What was there left for God to give man? Well, it is said, he gave him morality. He gave man the ten commandments. He told him he must not steal, he must not commit murder, he must not bear false witness; he told children they must honor their fathers and mothers, but somehow he forgot the very necessary lesson that parents ought also to honor their children. He mixed up with these things the command that people ought to honor him, and he was more insistent upon that than upon anything else. Not to honor him was the one unforgivable crime. But, and this is the important thing, while there is no need for an inspired arithmetic or an inspired geometry, while there is no inspired chemistry or geology, there had to be, apparently, and inspired morality, because without God moral laws would be without authority, and decency would disappear from human society.
Now that, put bluntly, lies behind the common statement that morality depends upon religious belief.

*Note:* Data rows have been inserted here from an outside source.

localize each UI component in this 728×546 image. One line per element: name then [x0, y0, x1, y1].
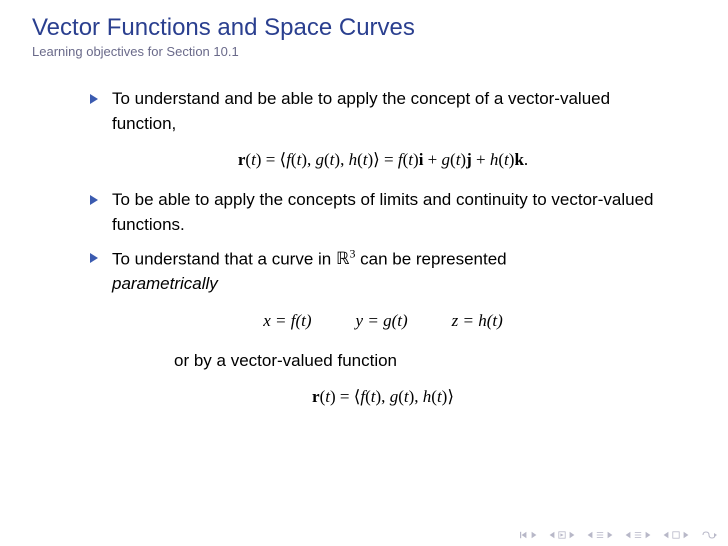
- bullet-text: To be able to apply the concepts of limi…: [112, 188, 676, 237]
- nav-search-loop-icon[interactable]: [700, 530, 718, 540]
- nav-first-icon[interactable]: [520, 531, 538, 539]
- bullet-item: To understand that a curve in ℝ3 can be …: [90, 246, 676, 297]
- equation-parametric: x = f(t) y = g(t) z = h(t): [90, 311, 676, 331]
- bullet-item: To be able to apply the concepts of limi…: [90, 188, 676, 237]
- bullet-text: To understand that a curve in ℝ3 can be …: [112, 246, 507, 297]
- nav-prev-section-icon[interactable]: [548, 531, 576, 539]
- bullet-text: To understand and be able to apply the c…: [112, 87, 676, 136]
- math-r3: ℝ3: [336, 249, 355, 268]
- bullet-item: To understand and be able to apply the c…: [90, 87, 676, 136]
- equation-vector-short: r(t) = ⟨f(t), g(t), h(t)⟩: [90, 387, 676, 407]
- param-y: y = g(t): [356, 311, 408, 330]
- slide-title: Vector Functions and Space Curves: [32, 14, 696, 42]
- triangle-icon: [90, 253, 98, 263]
- triangle-icon: [90, 94, 98, 104]
- equation-vector-def: r(t) = ⟨f(t), g(t), h(t)⟩ = f(t)i + g(t)…: [90, 150, 676, 170]
- text-post: can be represented: [355, 249, 506, 268]
- slide-subtitle: Learning objectives for Section 10.1: [32, 44, 696, 59]
- nav-back-forward-icon[interactable]: [662, 531, 690, 539]
- param-x: x = f(t): [263, 311, 311, 330]
- text-emph: parametrically: [112, 274, 218, 293]
- beamer-nav-bar: [520, 530, 718, 540]
- nav-prev-slide-icon[interactable]: [624, 531, 652, 539]
- triangle-icon: [90, 195, 98, 205]
- param-z: z = h(t): [452, 311, 503, 330]
- text-pre: To understand that a curve in: [112, 249, 336, 268]
- nav-prev-subsection-icon[interactable]: [586, 531, 614, 539]
- bullet-list: To understand and be able to apply the c…: [90, 87, 676, 407]
- bullet-continuation: or by a vector-valued function: [174, 349, 676, 374]
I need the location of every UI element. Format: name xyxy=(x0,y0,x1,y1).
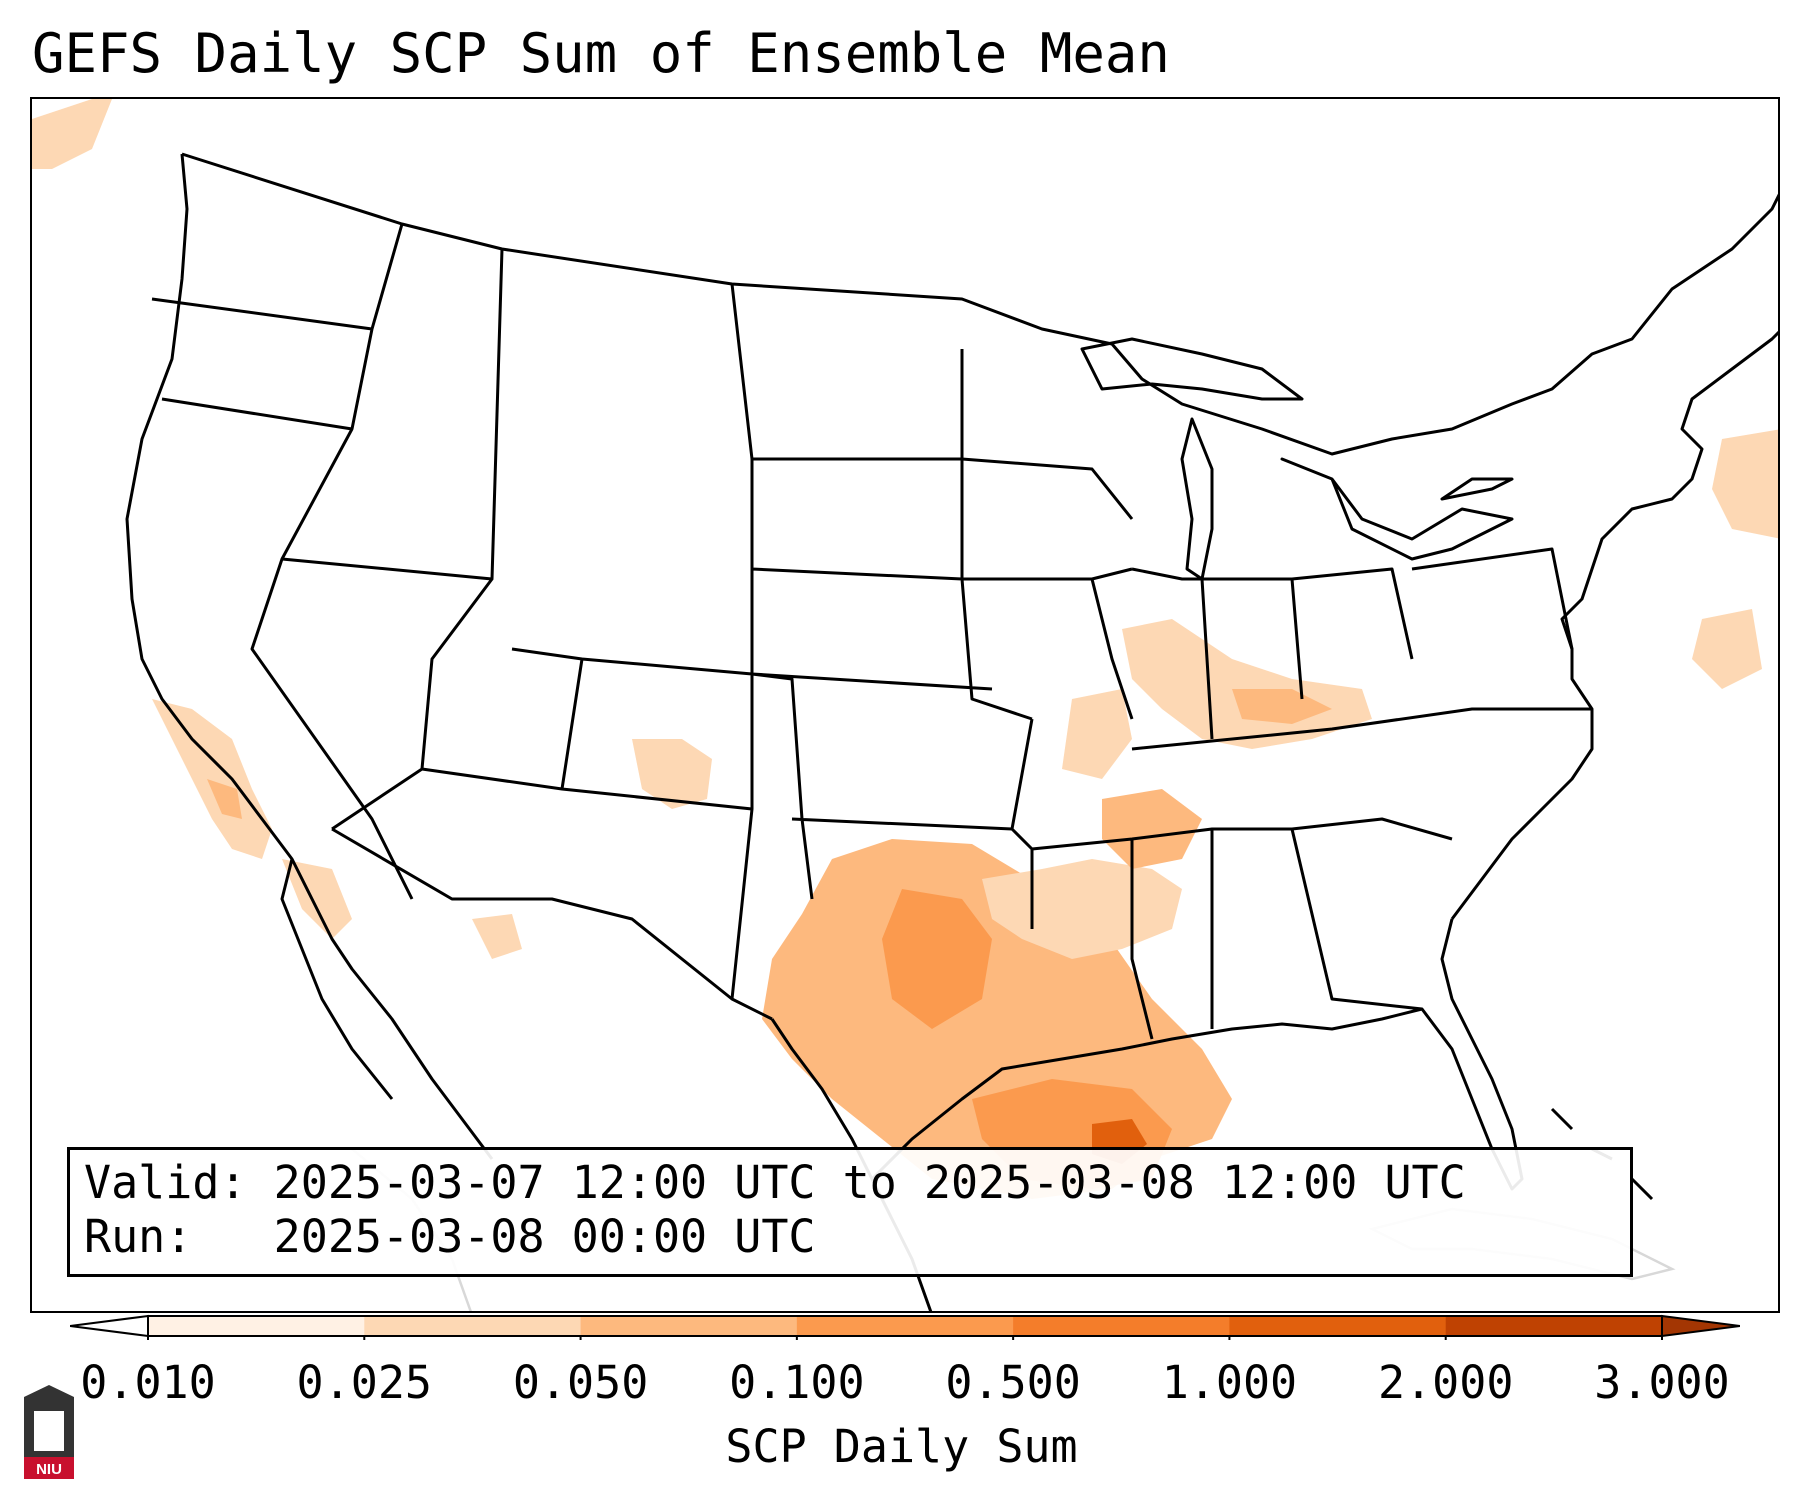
pacific-coast xyxy=(125,153,494,1160)
valid-value: 2025-03-07 12:00 UTC to 2025-03-08 12:00… xyxy=(273,1156,1466,1209)
colorbar-tick-label: 0.050 xyxy=(512,1356,649,1409)
colorbar-tick-label: 0.500 xyxy=(945,1356,1081,1409)
run-label: Run: xyxy=(84,1210,193,1263)
colorbar-segment xyxy=(580,1316,798,1336)
colorbar-extend-low xyxy=(70,1314,149,1338)
scp-area-missouri xyxy=(1062,689,1132,779)
colorbar xyxy=(70,1314,1740,1340)
scp-area-texas-core xyxy=(882,889,992,1029)
scp-area-mississippi xyxy=(1102,789,1202,869)
colorbar-tick-label: 2.000 xyxy=(1377,1356,1514,1409)
colorbar-segment xyxy=(148,1316,365,1336)
niu-logo: NIU xyxy=(24,1385,74,1479)
colorbar-tick-label: 3.000 xyxy=(1594,1356,1730,1409)
lake-michigan xyxy=(1180,417,1214,581)
map-svg xyxy=(32,99,1778,1311)
scp-area-mexico-inland xyxy=(472,914,522,959)
logo-badge xyxy=(24,1457,74,1479)
colorbar-extend-high xyxy=(1661,1314,1740,1338)
lake-ontario xyxy=(1440,477,1514,501)
state-lines-midwest xyxy=(960,349,1574,740)
colorbar-segment xyxy=(796,1316,1014,1336)
scp-area-pacific-nw xyxy=(32,99,112,169)
texas-coast xyxy=(870,918,1524,1191)
run-row: Run: 2025-03-08 00:00 UTC xyxy=(84,1210,1630,1264)
atlantic-coast xyxy=(1450,330,1778,920)
canada-border xyxy=(181,152,1778,456)
logo-window-icon xyxy=(34,1411,64,1451)
colorbar-tick-label: 0.025 xyxy=(296,1356,433,1409)
colorbar-ticks xyxy=(147,1336,1663,1340)
baja-coast xyxy=(280,858,394,1100)
scp-area-new-mexico xyxy=(632,739,712,809)
colorbar-segment xyxy=(1445,1316,1663,1336)
state-lines-mexico xyxy=(331,827,773,1021)
lake-superior xyxy=(1080,337,1304,401)
colorbar-segments xyxy=(147,1315,1663,1337)
colorbar-tick-label: 0.010 xyxy=(80,1356,216,1409)
scp-area-atlantic-ne xyxy=(1712,429,1778,539)
run-value: 2025-03-08 00:00 UTC xyxy=(273,1210,816,1263)
state-lines-plains xyxy=(730,283,1034,929)
scp-area-socal-core xyxy=(207,779,242,819)
valid-label: Valid: xyxy=(84,1156,247,1209)
info-box: Valid: 2025-03-07 12:00 UTC to 2025-03-0… xyxy=(67,1147,1633,1277)
scp-area-socal xyxy=(152,699,272,859)
state-lines-west xyxy=(151,223,754,1000)
logo-text: NIU xyxy=(36,1461,62,1478)
colorbar-segment xyxy=(1013,1316,1230,1336)
colorbar-label: SCP Daily Sum xyxy=(725,1420,1078,1473)
scp-area-atlantic-mid xyxy=(1692,609,1762,689)
colorbar-segment xyxy=(1229,1316,1447,1336)
valid-row: Valid: 2025-03-07 12:00 UTC to 2025-03-0… xyxy=(84,1156,1630,1210)
map-panel xyxy=(30,97,1780,1313)
chart-title: GEFS Daily SCP Sum of Ensemble Mean xyxy=(32,22,1170,85)
scp-area-ohio-core xyxy=(1232,689,1332,724)
colorbar-tick-label: 0.100 xyxy=(729,1356,865,1409)
state-lines-south xyxy=(1031,707,1592,1040)
colorbar-segment xyxy=(364,1316,582,1336)
scp-area-baja xyxy=(282,859,352,939)
lake-huron-erie xyxy=(1280,457,1514,561)
colorbar-tick-label: 1.000 xyxy=(1161,1356,1298,1409)
scp-shading xyxy=(32,99,1778,1199)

It is not always put quite so plainly as I have put it -- very absurd things are seldom put plainly -- but it is put very plainly by the man in the street and by the professional evangelist. It is also put in another way by those people who delight in telling us what blackguards they were till Christ got hold of them, and it is put in expensive volumes in which Christian writers and preachers wrap up the statement in such a way that to the unwary it looks as though there must be something in it, and at least it is sufficiently unintelligible to look as though it were good sound theological philosophy.

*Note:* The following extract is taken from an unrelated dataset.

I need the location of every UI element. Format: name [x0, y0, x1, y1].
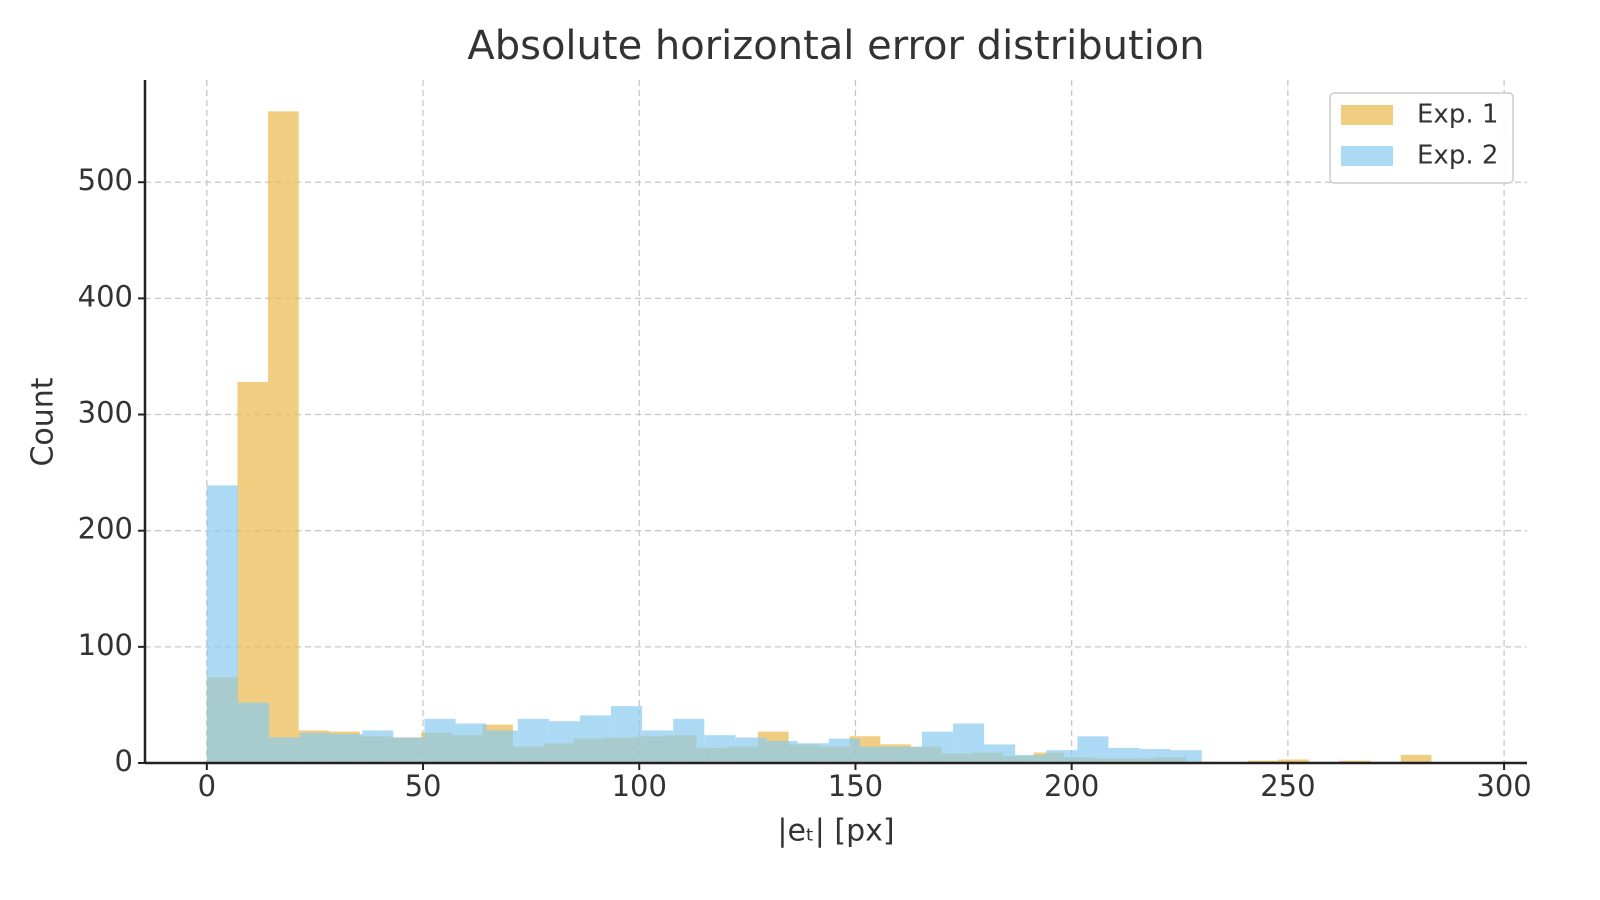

Is the theory inherently credible? Consider what it means. Are we to believe that if we had never received a revelation from God, or even if there were no belief in God, a mother would never have learned to love her child, men and women would never have loved each other, men would never have placed any value upon honesty or truthfulness or loyalty? After all we have seen an animal mother caring for its young, even to the extent of risking its life for it. We have seen animals defend each other from a common enemy and join together in running down prey for a common meal. There is a courting time for animals, there is a mating time, and there is a time however brief when the animal family of male, female and young exist. All this happened to the animals without God. Why should man have to receive a revelation before he could reach the moral stage of the higher animal life?
Broadly, then, the assertion that morality would never have existed for human beings without belief in a God or without a revelation from God is equal to saying that man alone should have never discovered the value of being honest and truthful or loyal. He would not even have had such terms as good and bad in his vocabulary, for the use of those words implies moral judgement, and there would have been no such thing -- at least, so we are told.